Washington - Archaeologists are hot on the trail of the sunken wreck of the Endeavour, commanded by Captain Cook in his first epic voyage across the Pacific Ocean more than 200 years ago.
The Endeavour is believed to be one of 12 ships sunk by the British off the coast of Newport, Connecticut in 1778, in an attempt to fend off a French attack on Newport Harbour. Six of the 12 ships were first discovered by a team from the University of Rhode Island in August 2005, but divers only recently dated them back to the 18th century.
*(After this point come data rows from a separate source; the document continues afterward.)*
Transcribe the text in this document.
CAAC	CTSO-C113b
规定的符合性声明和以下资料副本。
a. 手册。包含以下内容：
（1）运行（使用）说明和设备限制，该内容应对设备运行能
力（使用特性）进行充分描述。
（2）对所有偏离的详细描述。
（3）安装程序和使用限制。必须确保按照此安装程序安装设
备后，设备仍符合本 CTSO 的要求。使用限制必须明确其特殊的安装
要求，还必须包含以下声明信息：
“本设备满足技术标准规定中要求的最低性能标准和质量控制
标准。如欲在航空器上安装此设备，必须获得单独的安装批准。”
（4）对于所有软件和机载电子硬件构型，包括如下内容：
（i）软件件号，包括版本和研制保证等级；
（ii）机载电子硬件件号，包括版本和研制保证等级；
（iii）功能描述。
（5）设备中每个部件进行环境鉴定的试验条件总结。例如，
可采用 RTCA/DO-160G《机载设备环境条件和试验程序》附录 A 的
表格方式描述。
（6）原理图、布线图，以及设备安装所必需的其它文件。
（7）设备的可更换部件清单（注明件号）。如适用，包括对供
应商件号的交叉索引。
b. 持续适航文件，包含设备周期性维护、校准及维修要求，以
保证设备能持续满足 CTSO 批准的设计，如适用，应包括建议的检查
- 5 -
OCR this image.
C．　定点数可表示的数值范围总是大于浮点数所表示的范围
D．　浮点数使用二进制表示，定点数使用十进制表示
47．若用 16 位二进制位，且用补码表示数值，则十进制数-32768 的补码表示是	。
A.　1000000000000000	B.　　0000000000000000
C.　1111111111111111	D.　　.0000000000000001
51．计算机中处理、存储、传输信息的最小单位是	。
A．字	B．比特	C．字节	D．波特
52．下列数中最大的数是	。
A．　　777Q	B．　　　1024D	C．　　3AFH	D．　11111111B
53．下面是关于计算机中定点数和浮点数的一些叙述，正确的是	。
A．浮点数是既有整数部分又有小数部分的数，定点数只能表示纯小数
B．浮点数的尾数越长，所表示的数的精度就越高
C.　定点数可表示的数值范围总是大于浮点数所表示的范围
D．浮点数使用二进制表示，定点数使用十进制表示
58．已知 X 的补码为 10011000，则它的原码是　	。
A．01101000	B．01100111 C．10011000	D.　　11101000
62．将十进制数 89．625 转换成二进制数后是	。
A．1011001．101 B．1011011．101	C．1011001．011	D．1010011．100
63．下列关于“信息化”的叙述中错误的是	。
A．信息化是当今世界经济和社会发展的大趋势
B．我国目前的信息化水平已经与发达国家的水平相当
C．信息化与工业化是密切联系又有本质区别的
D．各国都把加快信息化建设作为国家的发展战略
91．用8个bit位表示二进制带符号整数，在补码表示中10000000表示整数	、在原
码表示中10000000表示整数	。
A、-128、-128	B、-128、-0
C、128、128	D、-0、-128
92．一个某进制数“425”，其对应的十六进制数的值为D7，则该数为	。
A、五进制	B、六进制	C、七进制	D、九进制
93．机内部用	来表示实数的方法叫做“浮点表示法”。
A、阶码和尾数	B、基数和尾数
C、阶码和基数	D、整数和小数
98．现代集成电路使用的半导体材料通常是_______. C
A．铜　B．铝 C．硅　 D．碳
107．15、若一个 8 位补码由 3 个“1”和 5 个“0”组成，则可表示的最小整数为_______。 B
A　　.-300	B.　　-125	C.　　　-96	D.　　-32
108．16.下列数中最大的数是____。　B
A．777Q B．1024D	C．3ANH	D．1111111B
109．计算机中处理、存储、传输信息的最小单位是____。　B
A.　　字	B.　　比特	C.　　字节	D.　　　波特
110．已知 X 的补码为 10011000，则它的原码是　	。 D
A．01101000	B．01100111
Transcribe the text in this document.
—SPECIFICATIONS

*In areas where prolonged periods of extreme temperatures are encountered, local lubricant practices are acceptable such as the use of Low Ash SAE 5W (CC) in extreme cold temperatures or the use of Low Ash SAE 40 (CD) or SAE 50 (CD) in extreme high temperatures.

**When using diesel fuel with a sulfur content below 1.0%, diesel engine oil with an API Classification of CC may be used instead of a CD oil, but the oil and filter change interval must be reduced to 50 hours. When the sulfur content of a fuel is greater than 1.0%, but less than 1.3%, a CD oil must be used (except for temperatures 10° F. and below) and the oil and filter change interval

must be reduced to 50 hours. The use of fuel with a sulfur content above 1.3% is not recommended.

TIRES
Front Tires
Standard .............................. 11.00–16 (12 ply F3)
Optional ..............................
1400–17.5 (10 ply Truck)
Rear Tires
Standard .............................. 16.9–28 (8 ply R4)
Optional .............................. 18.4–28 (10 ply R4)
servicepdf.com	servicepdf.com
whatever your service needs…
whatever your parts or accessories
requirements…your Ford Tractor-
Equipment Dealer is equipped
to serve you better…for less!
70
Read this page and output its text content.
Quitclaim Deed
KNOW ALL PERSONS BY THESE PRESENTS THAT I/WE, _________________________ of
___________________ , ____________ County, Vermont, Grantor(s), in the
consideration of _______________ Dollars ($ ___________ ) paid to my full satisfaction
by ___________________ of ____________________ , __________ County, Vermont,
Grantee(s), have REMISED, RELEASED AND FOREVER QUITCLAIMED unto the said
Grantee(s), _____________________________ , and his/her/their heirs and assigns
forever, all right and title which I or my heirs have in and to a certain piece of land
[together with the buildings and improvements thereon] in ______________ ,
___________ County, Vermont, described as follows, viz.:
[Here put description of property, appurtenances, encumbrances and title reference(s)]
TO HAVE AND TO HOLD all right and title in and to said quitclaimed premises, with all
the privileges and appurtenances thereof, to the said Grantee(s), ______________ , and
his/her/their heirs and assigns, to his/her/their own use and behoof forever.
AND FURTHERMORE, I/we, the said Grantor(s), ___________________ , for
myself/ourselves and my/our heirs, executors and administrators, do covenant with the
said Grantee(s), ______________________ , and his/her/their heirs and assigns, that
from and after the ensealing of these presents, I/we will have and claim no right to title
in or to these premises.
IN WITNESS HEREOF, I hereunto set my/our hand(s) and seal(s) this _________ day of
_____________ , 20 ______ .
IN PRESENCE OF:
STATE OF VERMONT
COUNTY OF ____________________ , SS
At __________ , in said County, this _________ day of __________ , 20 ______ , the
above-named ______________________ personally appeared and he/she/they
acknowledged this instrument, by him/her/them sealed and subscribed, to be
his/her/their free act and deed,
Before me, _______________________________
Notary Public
'The chances that the Endeavour is among them is 50-50,' Professor Rod Mather, who first made the discoveries, told Deutsche Presse- Agentur dpa on Friday.
Mather said he expects to find the remaining six ships sunk by the British soon, but added it will still be years before any artefacts can be recovered from the wreckages.
On August 8, 1768, Captain James Cook, then a lieutenant, embarked on a voyage from Plymouth, England, which took him on a three year journey around the world. During that voyage, Cook became the first European to reach the eastern Australian coast and spent six months mapping the region and circumventing New Zealand.
Cook died in 1779 when he was stabbed to death in Hawaii on his third Pacific voyage. The Endeavour was renamed Lord Sandwich at the time it was sunk off Newport Harbour in an attempt by the British to establish a barrier ahead of a attack by the French fleet.